Since the pandemic started every one of us has been receiving different messages that hold opinions and rumours by we don't even know who. This happened to the point that there was an actual 10-minute long video being sent around in family and friends groups and on Facebook which inculcated the idea that COVID19 could spread through 5G!!!! It was a flabbergasting moment, one where you actually stare at your screen for a while and wonder what happened to the world you live in. Hence, when Lumiata challenge came in and we saw fake news detection as one of the included topics, we knew we had to do something that could help the society we live in. This was the origin of FakeAlert and we are strong advocates of "SCAN BEFORE YOU SPAM"
What it does
FakeAlert proposes an application that provides you with an interface to input any xyz news that you hear and based on authentic resources it checks and informs you whether or not the news is true and credible.
How we built it
We are a Data Science team at a product development department of Integration Xperts (technology company). We have been working from home since March 18th and when this challenge came out we brainstormed on different ideas, checked the viability of each and decided on this one at the end.
Challenges we ran into
Communication is a challenge when you are working from home. There are times when you miss the space and would feel an urge to grab a marker and white board to explain what's in your head. Doing the whole thing from home, zoom meetings to discuss modules and approach although it was challenging but it was a learning experience in itself.
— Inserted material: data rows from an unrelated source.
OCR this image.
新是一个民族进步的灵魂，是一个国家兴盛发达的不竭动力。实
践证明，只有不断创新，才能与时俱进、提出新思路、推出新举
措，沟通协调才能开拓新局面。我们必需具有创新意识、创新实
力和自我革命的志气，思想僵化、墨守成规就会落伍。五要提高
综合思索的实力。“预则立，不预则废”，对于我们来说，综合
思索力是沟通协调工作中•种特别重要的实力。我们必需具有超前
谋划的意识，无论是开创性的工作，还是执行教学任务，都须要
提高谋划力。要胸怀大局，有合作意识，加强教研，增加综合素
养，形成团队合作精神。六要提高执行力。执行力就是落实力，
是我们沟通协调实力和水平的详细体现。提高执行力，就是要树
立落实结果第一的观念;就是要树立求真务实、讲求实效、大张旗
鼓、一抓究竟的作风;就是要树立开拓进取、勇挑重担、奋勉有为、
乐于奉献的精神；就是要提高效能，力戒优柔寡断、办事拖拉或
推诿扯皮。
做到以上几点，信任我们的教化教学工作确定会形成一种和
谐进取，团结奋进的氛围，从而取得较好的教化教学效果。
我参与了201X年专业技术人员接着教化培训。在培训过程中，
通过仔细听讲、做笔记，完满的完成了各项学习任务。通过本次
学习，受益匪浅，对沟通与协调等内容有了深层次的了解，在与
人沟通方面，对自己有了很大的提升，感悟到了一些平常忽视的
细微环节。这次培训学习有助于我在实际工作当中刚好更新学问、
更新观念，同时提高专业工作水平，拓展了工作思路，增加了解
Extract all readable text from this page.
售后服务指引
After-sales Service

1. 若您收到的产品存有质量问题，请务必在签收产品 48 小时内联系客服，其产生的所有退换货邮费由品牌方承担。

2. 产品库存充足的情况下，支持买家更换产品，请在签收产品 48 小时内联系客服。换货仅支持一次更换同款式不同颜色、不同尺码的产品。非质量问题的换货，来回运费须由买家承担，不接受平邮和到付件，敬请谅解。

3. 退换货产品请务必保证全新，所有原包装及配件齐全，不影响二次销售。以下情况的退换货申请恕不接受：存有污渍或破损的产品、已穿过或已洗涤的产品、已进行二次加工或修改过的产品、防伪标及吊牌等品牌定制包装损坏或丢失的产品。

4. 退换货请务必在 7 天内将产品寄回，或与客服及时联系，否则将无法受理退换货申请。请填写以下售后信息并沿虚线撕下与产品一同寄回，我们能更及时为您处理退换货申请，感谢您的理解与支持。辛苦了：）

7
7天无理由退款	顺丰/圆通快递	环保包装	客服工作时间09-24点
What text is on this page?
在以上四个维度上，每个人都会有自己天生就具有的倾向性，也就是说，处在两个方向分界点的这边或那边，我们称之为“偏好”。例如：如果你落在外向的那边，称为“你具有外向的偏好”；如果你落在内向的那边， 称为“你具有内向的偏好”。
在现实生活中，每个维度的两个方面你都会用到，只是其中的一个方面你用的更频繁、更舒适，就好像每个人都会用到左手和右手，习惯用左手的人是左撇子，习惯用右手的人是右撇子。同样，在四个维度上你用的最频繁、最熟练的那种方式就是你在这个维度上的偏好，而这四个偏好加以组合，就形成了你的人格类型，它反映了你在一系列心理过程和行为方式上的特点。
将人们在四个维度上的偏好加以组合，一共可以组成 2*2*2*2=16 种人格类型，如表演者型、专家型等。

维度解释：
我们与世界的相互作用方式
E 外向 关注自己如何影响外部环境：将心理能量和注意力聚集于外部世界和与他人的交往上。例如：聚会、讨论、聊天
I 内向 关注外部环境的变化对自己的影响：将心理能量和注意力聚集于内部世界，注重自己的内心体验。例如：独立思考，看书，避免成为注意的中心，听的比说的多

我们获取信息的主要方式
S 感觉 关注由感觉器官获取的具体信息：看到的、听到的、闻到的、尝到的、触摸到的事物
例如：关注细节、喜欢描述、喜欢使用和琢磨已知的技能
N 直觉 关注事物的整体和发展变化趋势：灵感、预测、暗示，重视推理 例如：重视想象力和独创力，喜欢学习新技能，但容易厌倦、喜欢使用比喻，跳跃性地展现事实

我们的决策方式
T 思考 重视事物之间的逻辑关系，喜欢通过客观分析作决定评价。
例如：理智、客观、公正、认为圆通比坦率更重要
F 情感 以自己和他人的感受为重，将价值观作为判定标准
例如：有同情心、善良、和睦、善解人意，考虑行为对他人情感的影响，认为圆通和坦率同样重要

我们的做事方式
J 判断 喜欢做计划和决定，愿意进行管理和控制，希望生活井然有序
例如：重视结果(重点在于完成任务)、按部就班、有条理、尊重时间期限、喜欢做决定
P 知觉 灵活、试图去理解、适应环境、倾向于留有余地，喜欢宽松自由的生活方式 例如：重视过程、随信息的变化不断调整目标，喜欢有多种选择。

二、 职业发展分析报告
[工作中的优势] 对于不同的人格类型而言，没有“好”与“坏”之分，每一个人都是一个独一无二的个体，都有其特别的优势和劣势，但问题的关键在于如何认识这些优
Accomplishments that we're proud of
Even though we think that we could have performed better have we been doing this sitting together in a room but still to be able to come up with an end to end solution given the daily job routines that we have we think we have pulled this quite nicely as only one of us in the team is an expert in NLP.
What we learned
Team work and deligence is the key.
What's next for FakeAlert
The solution presented is although end to end but quite amatuer and needs quite fine tuning and extra work. The ideas were numerous but we couldn't implement them because of the time constraint. Since we plan to launch this in the form of a product we will continue building and refining the modules.